If you get a cold or flu this winter it might just pay to stay at home wrapped up, sipping lemon and honey and downing a few paracetamol.
Because Consumer NZ suggests ditching the trip to the chemist to collect a myriad of cold and flu remedies, stating the evidence that they work is pretty unconvincing.
“People hit by a winter bug may want to save their money and stick with bed rest and a painkiller,” says Consumer NZ chief executive Sue Chetwin.
Expensive over-the-counter cold and flu remedies are often no more effective than paracetamol, honey and putting your feet up for a few days, says Sue.
This is because Consumer NZ looked at more than 50 cold and flu products, from decongestants and antihistamines through to cough drops, to see which offer the most effective relief.
It reviewed research on typical ingredients in cold and flu remedies and found many products had unconvincing scientific evidence to back up their claims.
Despite the lack of evidence, these products can be expensive – with some costing up to $30.
Sue says independent systematic reviews of the ingredients found in common cough medications –dextromethorphan and guaifenesin – have not found good evidence of their effectiveness.
Much of the supporting research on the decongestant phenylephrine was also conducted more than 40 years ago and many of the studies had design flaws, says Sue.
“Consumers who buy a product that says it will clear their nose and ease their cough should be able to expect there's consistent evidence to support the claim.

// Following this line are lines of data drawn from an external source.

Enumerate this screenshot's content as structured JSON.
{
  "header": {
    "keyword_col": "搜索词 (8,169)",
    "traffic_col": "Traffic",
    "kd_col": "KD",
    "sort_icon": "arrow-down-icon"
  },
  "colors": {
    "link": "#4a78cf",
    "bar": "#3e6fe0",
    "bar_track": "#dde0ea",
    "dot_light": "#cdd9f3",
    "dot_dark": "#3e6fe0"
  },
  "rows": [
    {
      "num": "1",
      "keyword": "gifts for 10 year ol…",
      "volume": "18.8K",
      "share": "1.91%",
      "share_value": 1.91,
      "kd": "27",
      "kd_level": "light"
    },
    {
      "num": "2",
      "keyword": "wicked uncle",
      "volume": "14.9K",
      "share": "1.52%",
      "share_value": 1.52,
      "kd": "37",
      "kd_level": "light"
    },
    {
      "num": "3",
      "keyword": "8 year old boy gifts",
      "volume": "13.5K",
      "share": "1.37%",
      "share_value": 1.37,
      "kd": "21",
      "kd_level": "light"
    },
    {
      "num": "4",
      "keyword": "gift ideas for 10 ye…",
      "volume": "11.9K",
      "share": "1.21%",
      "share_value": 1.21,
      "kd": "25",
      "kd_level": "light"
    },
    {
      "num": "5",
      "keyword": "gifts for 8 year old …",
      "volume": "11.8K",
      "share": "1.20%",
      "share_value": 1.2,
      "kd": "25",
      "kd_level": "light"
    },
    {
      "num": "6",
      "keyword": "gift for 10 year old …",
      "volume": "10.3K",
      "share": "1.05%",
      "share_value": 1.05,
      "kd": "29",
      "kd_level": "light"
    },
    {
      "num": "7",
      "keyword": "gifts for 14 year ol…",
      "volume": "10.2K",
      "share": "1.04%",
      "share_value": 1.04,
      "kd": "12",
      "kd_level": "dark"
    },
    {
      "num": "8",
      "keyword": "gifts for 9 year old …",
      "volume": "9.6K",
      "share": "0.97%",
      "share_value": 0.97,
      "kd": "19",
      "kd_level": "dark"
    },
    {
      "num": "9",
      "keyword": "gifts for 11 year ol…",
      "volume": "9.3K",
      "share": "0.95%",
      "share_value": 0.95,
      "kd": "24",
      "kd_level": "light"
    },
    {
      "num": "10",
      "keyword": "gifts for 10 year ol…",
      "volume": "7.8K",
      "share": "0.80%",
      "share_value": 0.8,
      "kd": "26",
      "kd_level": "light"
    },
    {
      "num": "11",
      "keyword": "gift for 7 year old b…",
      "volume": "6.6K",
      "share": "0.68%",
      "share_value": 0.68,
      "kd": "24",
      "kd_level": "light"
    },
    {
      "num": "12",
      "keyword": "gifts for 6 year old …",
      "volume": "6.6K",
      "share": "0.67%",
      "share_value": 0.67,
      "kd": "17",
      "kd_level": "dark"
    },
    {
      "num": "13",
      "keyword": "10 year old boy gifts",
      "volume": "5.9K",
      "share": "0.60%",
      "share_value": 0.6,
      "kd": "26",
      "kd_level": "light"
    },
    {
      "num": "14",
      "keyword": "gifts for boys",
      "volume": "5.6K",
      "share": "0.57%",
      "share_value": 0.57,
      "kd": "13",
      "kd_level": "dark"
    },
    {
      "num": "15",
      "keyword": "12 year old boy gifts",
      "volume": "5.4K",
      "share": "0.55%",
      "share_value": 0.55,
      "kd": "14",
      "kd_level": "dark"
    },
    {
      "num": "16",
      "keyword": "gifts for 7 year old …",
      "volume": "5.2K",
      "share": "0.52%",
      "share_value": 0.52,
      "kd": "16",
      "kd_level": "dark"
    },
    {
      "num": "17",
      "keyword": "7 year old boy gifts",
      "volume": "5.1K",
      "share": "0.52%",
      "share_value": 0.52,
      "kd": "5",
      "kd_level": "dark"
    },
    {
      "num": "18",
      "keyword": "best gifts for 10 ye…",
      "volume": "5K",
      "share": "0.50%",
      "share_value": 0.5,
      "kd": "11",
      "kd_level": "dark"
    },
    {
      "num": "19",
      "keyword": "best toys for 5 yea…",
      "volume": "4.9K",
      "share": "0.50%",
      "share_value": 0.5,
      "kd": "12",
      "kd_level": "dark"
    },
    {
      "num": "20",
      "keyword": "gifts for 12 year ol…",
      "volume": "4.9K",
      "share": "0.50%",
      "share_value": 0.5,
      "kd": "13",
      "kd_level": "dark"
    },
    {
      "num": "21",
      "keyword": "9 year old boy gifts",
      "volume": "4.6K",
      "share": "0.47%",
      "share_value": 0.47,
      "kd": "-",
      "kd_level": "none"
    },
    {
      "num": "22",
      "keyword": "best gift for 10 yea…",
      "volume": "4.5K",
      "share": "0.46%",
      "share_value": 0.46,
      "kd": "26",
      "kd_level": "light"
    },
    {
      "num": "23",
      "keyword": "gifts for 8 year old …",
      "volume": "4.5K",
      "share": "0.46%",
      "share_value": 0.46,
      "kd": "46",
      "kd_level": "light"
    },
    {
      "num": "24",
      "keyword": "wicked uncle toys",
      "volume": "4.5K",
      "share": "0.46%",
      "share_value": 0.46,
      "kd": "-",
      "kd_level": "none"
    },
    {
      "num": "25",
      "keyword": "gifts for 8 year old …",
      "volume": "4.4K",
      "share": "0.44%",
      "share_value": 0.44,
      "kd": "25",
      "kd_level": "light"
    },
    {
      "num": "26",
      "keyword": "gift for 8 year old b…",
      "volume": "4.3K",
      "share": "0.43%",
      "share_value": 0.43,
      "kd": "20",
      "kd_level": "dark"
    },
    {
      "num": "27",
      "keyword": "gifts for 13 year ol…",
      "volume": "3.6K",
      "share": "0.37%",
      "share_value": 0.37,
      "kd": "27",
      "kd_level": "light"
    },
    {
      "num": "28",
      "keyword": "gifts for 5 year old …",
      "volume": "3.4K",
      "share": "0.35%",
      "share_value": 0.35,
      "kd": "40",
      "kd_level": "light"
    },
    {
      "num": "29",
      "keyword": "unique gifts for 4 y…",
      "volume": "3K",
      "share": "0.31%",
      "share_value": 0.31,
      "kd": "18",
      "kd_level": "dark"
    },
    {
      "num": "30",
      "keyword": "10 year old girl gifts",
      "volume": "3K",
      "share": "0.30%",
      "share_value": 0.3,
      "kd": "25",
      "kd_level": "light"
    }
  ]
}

But that's not the case with many cold and flu products.”
Sue says Consumer NZ has raised its concerns with Medsafe, the Ministry of Health agency tasked with ensuring over-the-counter medication is safe and effective.
“We have asked Medsafe to review the effectiveness and marketing of these ingredients. Like any product, cold and flu remedies should be true to label and do what they say they'll do.”
In its report, Consumer NZ found more convincing evidence that medicine cabinet staples such as paracetamol, ibuprofen and aspirin can help ease the aches and discomfort from cold or flu. Studies also suggest decongestant nasal sprays may help ease that “bunged-up” feeling.
There is no cure for the common cold, says Sue. “The best prescription for beating a winter bug is taking a few days' rest at home.”